Yüzyıllardır süre gelen bir gelenek olan Hat sanatı, günümüzde de önemini koruyor. İslamiyet’in yayılmasından sonra geniş coğrafyalara yayılan Hat sanatını inceliyoruz.
Arap alfabesinin tarihçesi
Hat sanatını irdelemeden önce Arap alfabesinin tarihçesine bakalım. İslamiyet’ten önceki yüzyıllarda Arapça kitabeler üzerinde yapılan araştırmalara göre Arap yazı sistemi aslen Fenike yazısına bağlanan Nebat yazısının devamı olduğunu gösteriyor.

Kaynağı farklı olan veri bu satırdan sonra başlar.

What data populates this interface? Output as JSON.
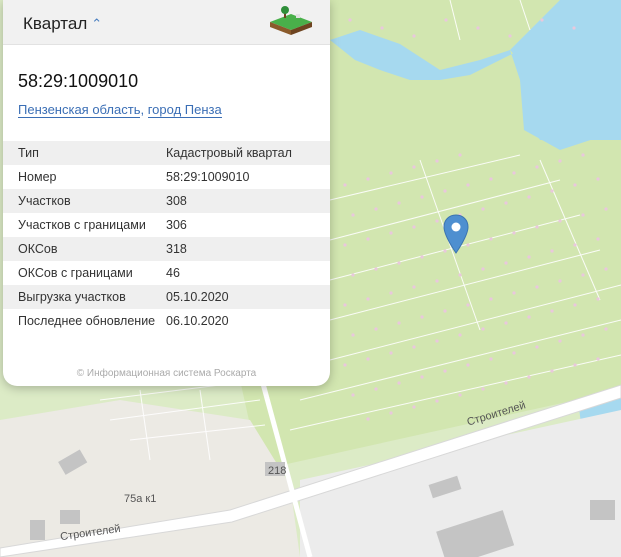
{
  "panel": {
    "title": "Квартал",
    "cadastral_number": "58:29:1009010",
    "region": "Пензенская область",
    "separator": ",",
    "city": "город Пенза",
    "rows": [
      {
        "key": "Тип",
        "value": "Кадастровый квартал"
      },
      {
        "key": "Номер",
        "value": "58:29:1009010"
      },
      {
        "key": "Участков",
        "value": "308"
      },
      {
        "key": "Участков с границами",
        "value": "306"
      },
      {
        "key": "ОКСов",
        "value": "318"
      },
      {
        "key": "ОКСов с границами",
        "value": "46"
      },
      {
        "key": "Выгрузка участков",
        "value": "05.10.2020"
      },
      {
        "key": "Последнее обновление",
        "value": "06.10.2020"
      }
    ],
    "copyright": "© Информационная система Роскарта",
    "logo_icon": "land-plot-logo-icon"
  },
  "map": {
    "street_label_1": "Строителей",
    "street_label_2": "Строителей",
    "building_label_1": "218",
    "building_label_2": "75а к1",
    "marker_icon": "location-pin-icon",
    "colors": {
      "water": "#a6d9ef",
      "forest": "#d2e6b0",
      "road": "#ffffff",
      "built": "#ececec",
      "building": "#bfbfbf",
      "marker": "#4e8fd0"
    }
  }
}
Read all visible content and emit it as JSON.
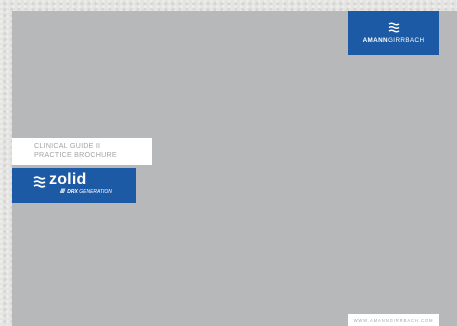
{
  "brand": {
    "name_bold": "AMANN",
    "name_light": "GIRRBACH",
    "logo_icon": "three-waves-icon",
    "color": "#1c5aa6"
  },
  "guide": {
    "line1": "CLINICAL GUIDE II",
    "line2": "PRACTICE BROCHURE"
  },
  "product": {
    "name": "zolid",
    "logo_icon": "three-waves-icon",
    "slashes": "////",
    "gen_bold": "DRX",
    "gen_light": " GENERATION"
  },
  "footer": {
    "url": "WWW.AMANNGIRRBACH.COM"
  }
}
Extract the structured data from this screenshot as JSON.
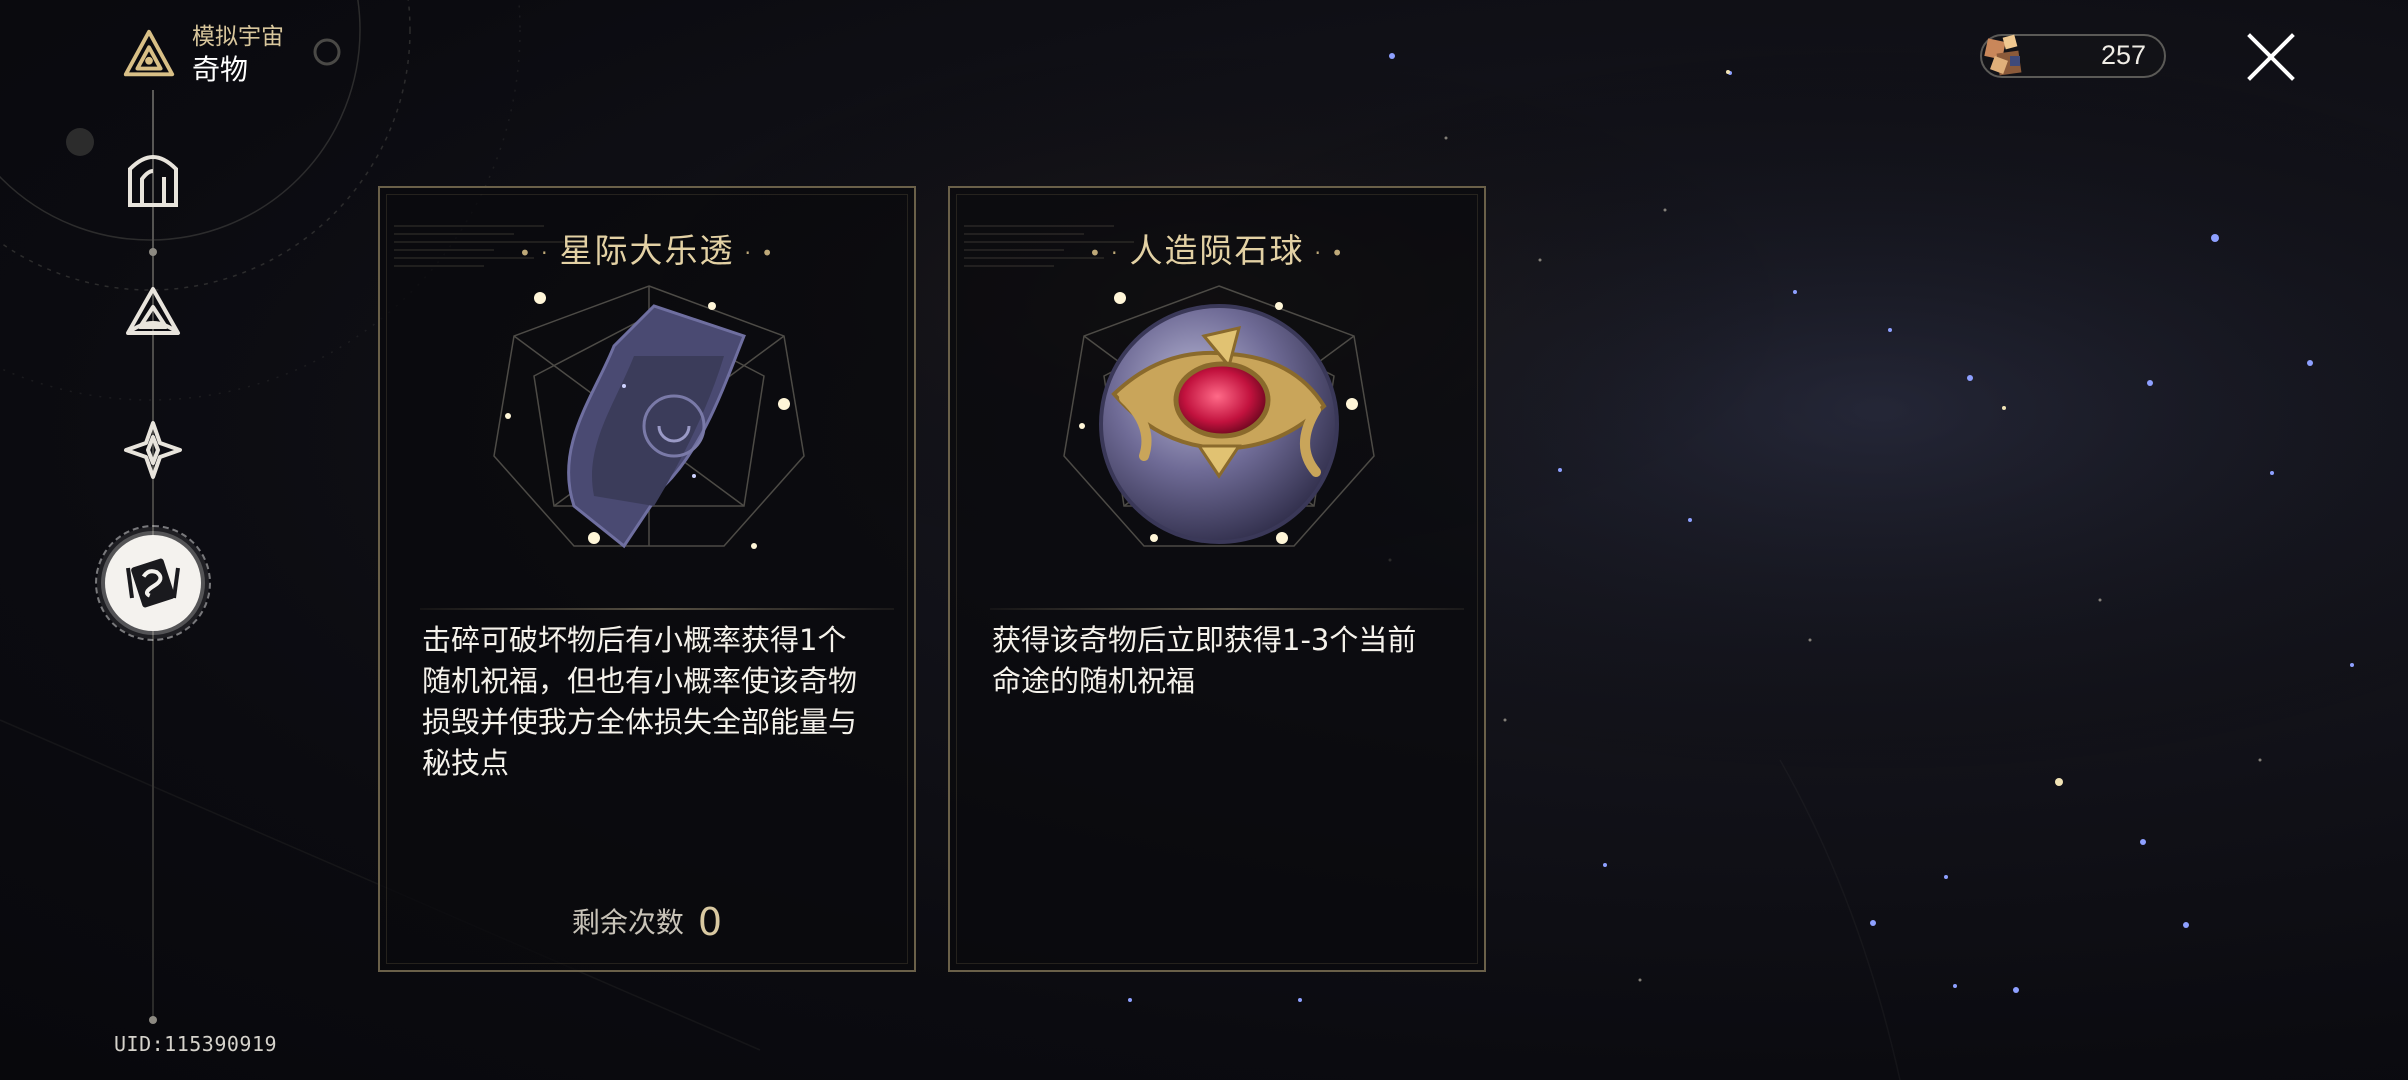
{
  "header": {
    "mode_label": "模拟宇宙",
    "page_title": "奇物"
  },
  "sidebar": {
    "items": [
      {
        "icon": "map-arch-icon",
        "active": false
      },
      {
        "icon": "triquetra-icon",
        "active": false
      },
      {
        "icon": "compass-star-icon",
        "active": false
      },
      {
        "icon": "curio-card-icon",
        "active": true
      }
    ]
  },
  "currency": {
    "icon": "cosmic-fragment-icon",
    "value": "257"
  },
  "close": {
    "icon": "close-icon"
  },
  "curios": [
    {
      "name": "星际大乐透",
      "icon": "lottery-ticket-icon",
      "description": "击碎可破坏物后有小概率获得1个随机祝福，但也有小概率使该奇物损毁并使我方全体损失全部能量与秘技点",
      "remaining_label": "剩余次数",
      "remaining_value": "0"
    },
    {
      "name": "人造陨石球",
      "icon": "meteor-orb-icon",
      "description": "获得该奇物后立即获得1-3个当前命途的随机祝福"
    }
  ],
  "uid": "UID:115390919",
  "colors": {
    "accent_gold": "#e3d1a4",
    "card_border": "#6a6049",
    "background": "#0b0b10"
  }
}
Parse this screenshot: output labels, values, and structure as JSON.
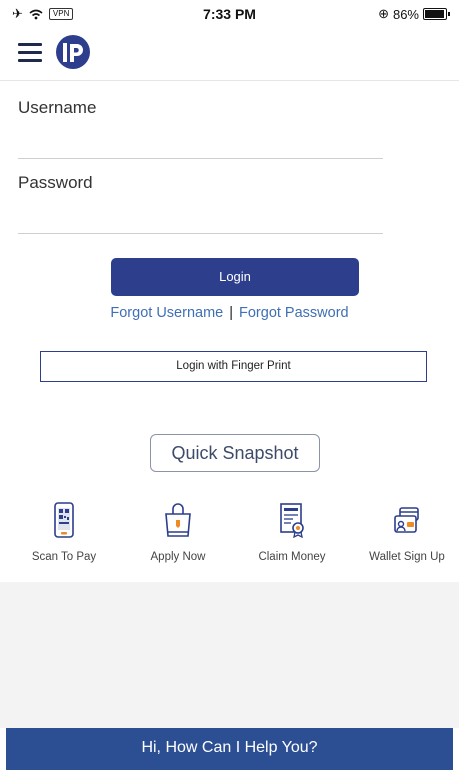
{
  "status_bar": {
    "vpn": "VPN",
    "time": "7:33 PM",
    "battery": "86%"
  },
  "form": {
    "username_label": "Username",
    "password_label": "Password",
    "login_label": "Login",
    "forgot_username": "Forgot Username",
    "separator": "|",
    "forgot_password": "Forgot Password",
    "fingerprint_label": "Login with Finger Print"
  },
  "snapshot_label": "Quick Snapshot",
  "quick_actions": [
    {
      "label": "Scan To Pay",
      "icon": "qr-phone-icon"
    },
    {
      "label": "Apply Now",
      "icon": "shopping-bag-icon"
    },
    {
      "label": "Claim Money",
      "icon": "certificate-icon"
    },
    {
      "label": "Wallet Sign Up",
      "icon": "wallet-icon"
    }
  ],
  "help_bar": {
    "text": "Hi, How Can I Help You?"
  },
  "colors": {
    "primary": "#2c3e8c",
    "link": "#3f6fb5",
    "help_bar": "#2c4f94",
    "accent": "#f08a24"
  }
}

Mekke ve Medine’ye yayılmadan önce Cezm olarak bilinen Arap yazısı, Medine’ye geldiğinde Medeni olarak anılmaya başlandı ve iki kola ayrıldı. Dikey harfleri uzun ve sağdan sola meyilli olana “Mail”, yatay harfleri fazlaca uzatılana “Meşk” adı verildi.
Hat Sanatı nedir?
Hat sanatının adı yol anlamına gelen “hatt” fiilinden geliyor ve “Arap alfebesi / yazısını estetik ölçülere bağlı kalıp güzel bir şekilde yazma (hüsn-i hat)” olarak tanımlanıyor. Yüzyıllar boyunca bir gelenek olarak devam ettirilen hat sanatı, genellikle bir cisim (kalem, iğne vb.) ile kağıda işleniyor. Batıda kaligrafi olarak bilinen hat sanatı, Arap medeniyetleri içinden çıkıp İslamiyet’in diğer coğrafyalara yayılmasıyla birlikte İslam’ı benimsemiş halkların ortak değeri hâline geldi ve “İslam Hattı” olarak anılmaya başlandı.
Hat sanatı nasıl gelişti?
Hat sanatı işlendiği bölgeye göre çeşitli isimler aldı ve zamanla ikiye ayrıldı. Sert, köşeli karakterle yazılan ve dönemin Arap Yarımadası merkezi Kufe’de resmi yazışmalarda kullanılan hat yazısına “Kufi” denirken hızlıca yazılabilen ve daha yumuşak hatlara sahip olan diğer tarz ise günlük yaşamda kullanıldı.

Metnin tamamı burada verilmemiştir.